A quel saint de la statistique se vouer ?

La fièvre de l'évaluation gagne les entreprises, mais il faut dire que le contexte les y pousse. En début d'année, le rapport Gollac remis au ministre du Travail a donné un coup d'accélérateur à la prévention des risques psychosociaux. L'objectif: disposer d'un système de suivi statistique avec une série de 40 indicateurs clés. Côté responsabilité juridique, la pression s'accentue aussi. La récente jurisprudence n'est pas tendre avec les employeurs, acculés à garantir la protection de la santé physique et mentale de leurs salariés. Dans ce contexte, pas étonnant que les employeurs cherchent dans les chiffres un peu de réassurance...
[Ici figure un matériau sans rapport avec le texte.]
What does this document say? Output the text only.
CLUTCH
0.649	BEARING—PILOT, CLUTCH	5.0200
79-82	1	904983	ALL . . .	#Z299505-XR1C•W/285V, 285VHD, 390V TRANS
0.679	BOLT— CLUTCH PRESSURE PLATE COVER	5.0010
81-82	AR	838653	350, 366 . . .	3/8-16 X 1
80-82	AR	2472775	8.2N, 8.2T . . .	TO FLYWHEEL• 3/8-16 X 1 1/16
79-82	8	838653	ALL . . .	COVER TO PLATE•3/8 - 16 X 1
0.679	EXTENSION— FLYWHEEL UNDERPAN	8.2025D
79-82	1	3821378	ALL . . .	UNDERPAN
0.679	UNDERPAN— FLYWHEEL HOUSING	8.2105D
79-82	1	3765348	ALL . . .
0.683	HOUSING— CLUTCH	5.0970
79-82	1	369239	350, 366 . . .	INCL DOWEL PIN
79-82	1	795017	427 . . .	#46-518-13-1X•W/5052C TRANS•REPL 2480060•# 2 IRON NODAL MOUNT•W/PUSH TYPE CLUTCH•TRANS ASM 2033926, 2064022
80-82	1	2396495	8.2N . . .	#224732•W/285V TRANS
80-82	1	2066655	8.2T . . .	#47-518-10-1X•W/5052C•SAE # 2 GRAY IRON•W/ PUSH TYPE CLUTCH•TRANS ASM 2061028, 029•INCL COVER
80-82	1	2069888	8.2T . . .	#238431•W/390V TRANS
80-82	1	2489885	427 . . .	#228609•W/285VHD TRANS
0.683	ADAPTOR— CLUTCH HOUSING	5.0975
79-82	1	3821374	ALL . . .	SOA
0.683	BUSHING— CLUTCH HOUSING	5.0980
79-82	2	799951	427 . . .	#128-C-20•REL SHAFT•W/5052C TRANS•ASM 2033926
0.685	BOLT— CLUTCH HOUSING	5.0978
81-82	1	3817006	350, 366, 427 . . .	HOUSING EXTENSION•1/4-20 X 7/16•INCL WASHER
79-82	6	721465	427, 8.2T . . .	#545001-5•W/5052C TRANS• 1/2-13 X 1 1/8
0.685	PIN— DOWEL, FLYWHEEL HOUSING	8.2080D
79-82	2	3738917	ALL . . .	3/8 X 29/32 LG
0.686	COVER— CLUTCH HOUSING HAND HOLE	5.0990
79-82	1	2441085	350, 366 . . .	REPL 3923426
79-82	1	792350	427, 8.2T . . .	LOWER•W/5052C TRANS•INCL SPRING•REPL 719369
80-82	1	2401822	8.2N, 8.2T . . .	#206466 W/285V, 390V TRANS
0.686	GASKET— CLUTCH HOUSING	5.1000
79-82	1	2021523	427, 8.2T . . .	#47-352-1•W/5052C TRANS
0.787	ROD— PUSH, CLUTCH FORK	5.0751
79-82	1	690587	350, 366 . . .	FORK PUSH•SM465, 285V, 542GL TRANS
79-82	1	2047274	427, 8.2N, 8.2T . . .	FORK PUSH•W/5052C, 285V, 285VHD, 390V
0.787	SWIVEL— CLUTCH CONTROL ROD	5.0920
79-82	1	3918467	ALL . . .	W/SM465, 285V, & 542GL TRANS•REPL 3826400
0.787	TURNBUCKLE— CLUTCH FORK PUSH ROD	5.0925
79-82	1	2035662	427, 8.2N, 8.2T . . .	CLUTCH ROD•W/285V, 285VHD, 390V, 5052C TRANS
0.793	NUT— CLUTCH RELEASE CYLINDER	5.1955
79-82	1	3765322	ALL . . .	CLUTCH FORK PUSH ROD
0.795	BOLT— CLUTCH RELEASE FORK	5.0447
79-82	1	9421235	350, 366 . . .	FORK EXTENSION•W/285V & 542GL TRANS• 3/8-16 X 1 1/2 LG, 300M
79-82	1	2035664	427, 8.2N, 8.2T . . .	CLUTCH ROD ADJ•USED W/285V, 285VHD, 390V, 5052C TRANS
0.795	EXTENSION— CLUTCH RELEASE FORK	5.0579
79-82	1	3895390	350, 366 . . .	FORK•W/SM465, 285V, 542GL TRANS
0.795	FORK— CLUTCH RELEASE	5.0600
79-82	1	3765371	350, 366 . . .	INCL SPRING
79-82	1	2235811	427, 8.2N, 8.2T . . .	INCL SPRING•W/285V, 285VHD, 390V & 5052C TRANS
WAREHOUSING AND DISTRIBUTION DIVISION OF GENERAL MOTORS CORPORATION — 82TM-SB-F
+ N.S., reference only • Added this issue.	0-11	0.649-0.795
Mais quel est l'intérêt de mesurer le bien-être (ou le mal-être) au travail ? Avec quels outils et comment être sûr de leur fiabilité ? Pour Loup Wolff, sociologue et statisticien au CREST (Centre de recherche en économie et statistique) qui intervient comme expert dans les enquêtes du cabinet Technologia, les questionnaires ont une utilité essentielle : « Permettre aux salariés de s'exprimer sur les conditions de travail est souvent perçu par ceux-ci comme un premier pas vers l'amélioration des conditions de travail. Pour les entreprises, ces enquêtes leur donnent un retour du terrain et les oblige parfois à bousculer leurs certitudes », constate-t-il. Les avocats y trouvent eux aussi leur compte : « Nous préconisons souvent aux CHSCT de mandater un cabinet agréé pour réaliser une mission d'expertise sur les conditions de travail car c'est une photographie indispensable devant les juges », explique Maître Paul Bouaziz.

Les limites des questionnaires

Une photographie du climat de l'entreprise est une bonne démarche en soi. Mais il faut tenir compte de l'angle de prise de vue. Le cliché ne sera pas forcément le même s'il est commandité par la Direction ou par le Comité d'hygiène pour l'amélioration des conditions de travail (CHSCT). Par ailleurs, pour Victor Waknine, il ne faut pas se tromper d'objectif :« Les questionnaires ne font que donner un éclairage du ressenti des salariés. Au préalable, l'entreprise doit donc se focaliser sur l'analyse de ses données objectives, comme l'absentéisme, les accidents du travail, les maladies professionnelles et le turnover », conseille le directeur de Mozart Consulting.

L'autre problème des questionnaires est lié à la construction des questions qui peuvent influencer les réponses, admet Loup Wolff. Il l'a constaté récemment dans une enquête. L'une des questions était : « Est-ce que votre travail, n'importe qui pourrait le faire ? ». Au travers de cette formulation, les concepteurs du questionnaire voulaient mesurer les travaux non qualifiés. En fait, cette question a été interprétée différemment par les répondants (du personnel de ménage et d'entretien). Ceux-ci avaient compris que la question se référait à la "saleté" de leur métier. Avant de lancer un questionnaire sur les conditions de travail, les directions ont donc intérêt à s'assurer qu'il y a bien un statisticien dans l'équipe !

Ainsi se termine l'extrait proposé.